Nel novembre del 2019 il governo afghano ha dichiarato la «disfatta definitiva » del Daesh nel Paese in seguito a una grande operazione congiunta con le forze della coalizione internazionale. Ma il peggio doveva ancora arrivare. Con l’obiettivo di intralciare il processo di pace inter-afghano di Doha e screditare ulteriormente il governo di Ghani e dimostrare l’impotenza americana, i kamikaze del Daesh-K seminano nuovamente il terrore, attaccando obiettivi prettamente civili, come l’Università di Kabul (25 morti, in gran parte studenti) e il tempio sikh della capitale (altri 25 morti). In fondo, al gruppo interessava che le sue carneficine, riprese dai media, raggiungessero la più ampia platea possibile. Via le truppe Nato, caduto il governo di Ghani, il Daesh non può non cogliere l’occasione di rialzare la testa. Tanto meglio se, con gli sviluppi degli ultimi mesi, era sfumata anche l’idea di mantenere nel Paese 2-4 mila soldati delle forze speciali Usa per continuare la lotta contro i jihadisti di ogni sigla. Il Daesh-K può finalmente concentrarsi su un solo nemico: i taleban. O meglio, su al-Qaeda che si trincera dietro i taleban. Un ritorno, questo, alla “missione” originale del gruppo. La Wilaya del Khorasan era, infatti, nata nel 2015 per contrastare l’autorità di Ayman al-Zawahiri sul “suo” territorio afghano-pachistano. Infatti, e fino al 2019 quando sono state create specifiche Wilaya per l’India e il Pakistan, il Khorasan comprendeva anche questi due Paesi. Carica di significato apocalittico la stessa scelta del nome.

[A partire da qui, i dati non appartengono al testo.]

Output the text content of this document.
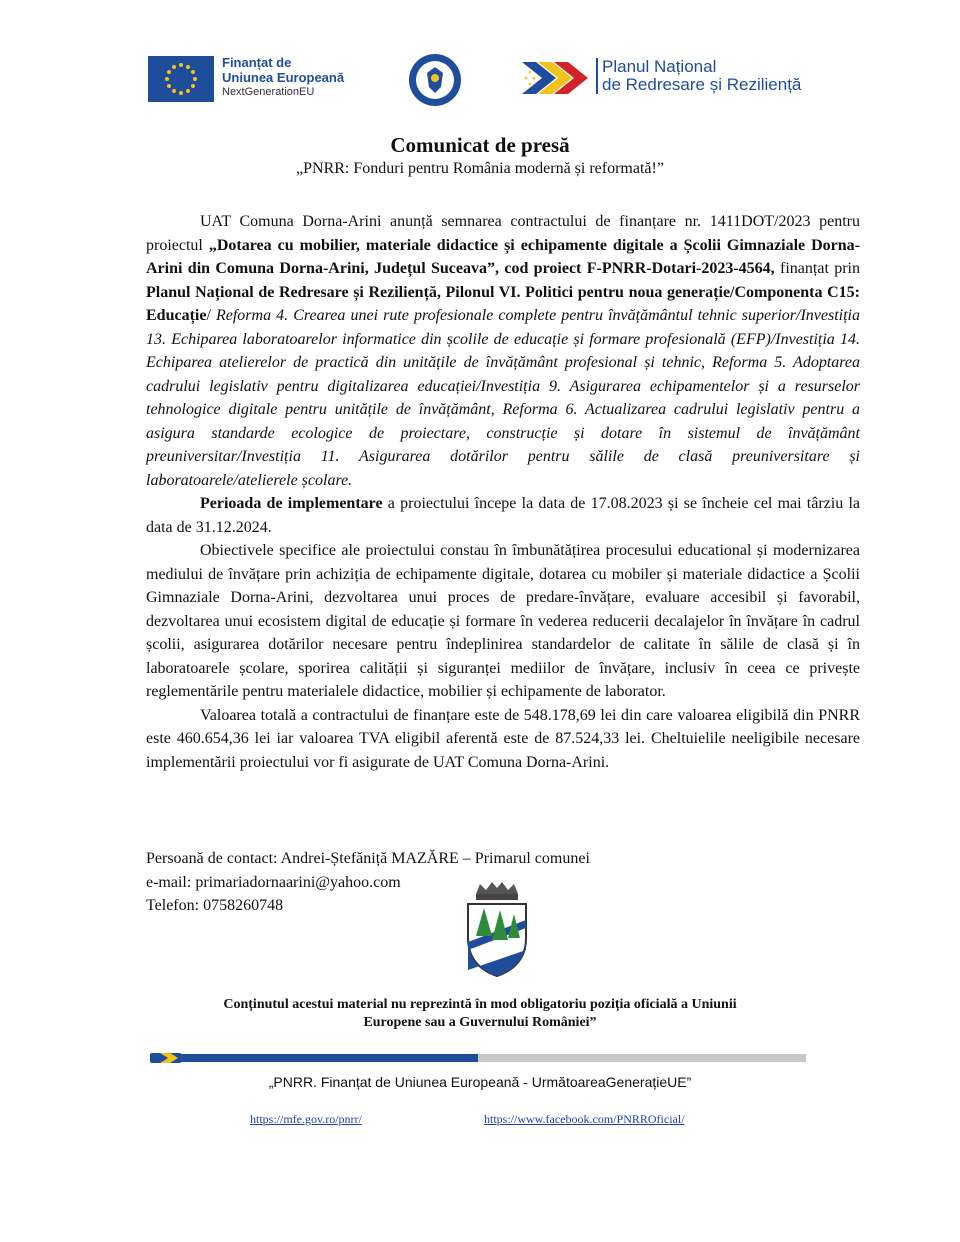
Finanțat de
Uniunea Europeană
NextGenerationEU
Planul Național
de Redresare și Reziliență
Comunicat de presă
„PNRR: Fonduri pentru România modernă și reformată!”

UAT Comuna Dorna-Arini anunță semnarea contractului de finanțare nr. 1411DOT/2023 pentru proiectul „Dotarea cu mobilier, materiale didactice și echipamente digitale a Școlii Gimnaziale Dorna-Arini din Comuna Dorna-Arini, Județul Suceava”, cod proiect F-PNRR-Dotari-2023-4564, finanțat prin Planul Național de Redresare și Reziliență, Pilonul VI. Politici pentru noua generație/Componenta C15: Educație/ Reforma 4. Crearea unei rute profesionale complete pentru învățământul tehnic superior/Investiția 13. Echiparea laboratoarelor informatice din școlile de educație și formare profesională (EFP)/Investiția 14. Echiparea atelierelor de practică din unitățile de învățământ profesional și tehnic, Reforma 5. Adoptarea cadrului legislativ pentru digitalizarea educației/Investiția 9. Asigurarea echipamentelor și a resurselor tehnologice digitale pentru unitățile de învățământ, Reforma 6. Actualizarea cadrului legislativ pentru a asigura standarde ecologice de proiectare, construcție și dotare în sistemul de învățământ preuniversitar/Investiția 11. Asigurarea dotărilor pentru sălile de clasă preuniversitare și laboratoarele/atelierele școlare.

Perioada de implementare a proiectului începe la data de 17.08.2023 și se încheie cel mai târziu la data de 31.12.2024.

Obiectivele specifice ale proiectului constau în îmbunătățirea procesului educational și modernizarea mediului de învățare prin achiziția de echipamente digitale, dotarea cu mobiler și materiale didactice a Școlii Gimnaziale Dorna-Arini, dezvoltarea unui proces de predare-învățare, evaluare accesibil și favorabil, dezvoltarea unui ecosistem digital de educație și formare în vederea reducerii decalajelor în învățare în cadrul școlii, asigurarea dotărilor necesare pentru îndeplinirea standardelor de calitate în sălile de clasă și în laboratoarele școlare, sporirea calității și siguranței mediilor de învățare, inclusiv în ceea ce privește reglementările pentru materialele didactice, mobilier și echipamente de laborator.

Valoarea totală a contractului de finanțare este de 548.178,69 lei din care valoarea eligibilă din PNRR este 460.654,36 lei iar valoarea TVA eligibil aferentă este de 87.524,33 lei. Cheltuielile neeligibile necesare implementării proiectului vor fi asigurate de UAT Comuna Dorna-Arini.

Persoană de contact: Andrei-Ștefăniță MAZĂRE – Primarul comunei
e-mail: primariadornaarini@yahoo.com
Telefon: 0758260748
Conținutul acestui material nu reprezintă în mod obligatoriu poziția oficială a Uniunii
Europene sau a Guvernului României”
„PNRR. Finanțat de Uniunea Europeană - UrmătoareaGenerațieUE”
https://mfe.gov.ro/pnrr/	https://www.facebook.com/PNRROficial/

Un hadith (detto di Maometto) recita: «Se vedrete le bandiere nere sorgere dal Khorasan, giurate fedeltà, poiché tra di esse ci sarà il califfo di Dio, il Mahdi». Con le loro bandiere nere, i seguaci locali di Abu Bakr al-Baghdadi hanno raccolto un miscuglio di membri del Movimento islamico dell’Uzbekistan, reclute venuti dal Pakistan e di locali afghani, principalmente secessionisti taleban. I loro leader, intanto, cadevano uno dopo l’altro. Il primo “emiro”, Hafez Said Khan, è stato eliminato nel 2016 da un drone americano. Altri successori si sono alternati fino all’ultimo, Abu Omar al-Khorasani, sollevato dall’incarico poi catturato dalle forze governative afghane, sarebbe stato assassinato pochi giorni fa dai taleban in un carcere di Kabul. L’attuale leader si fa chiamare Shehab al-Muhajir, ossia l’Emigrato. Si tratta probabilmente di uno dei reduci arabi giunti dagli ex territori del Daesh in Siria e Iraq.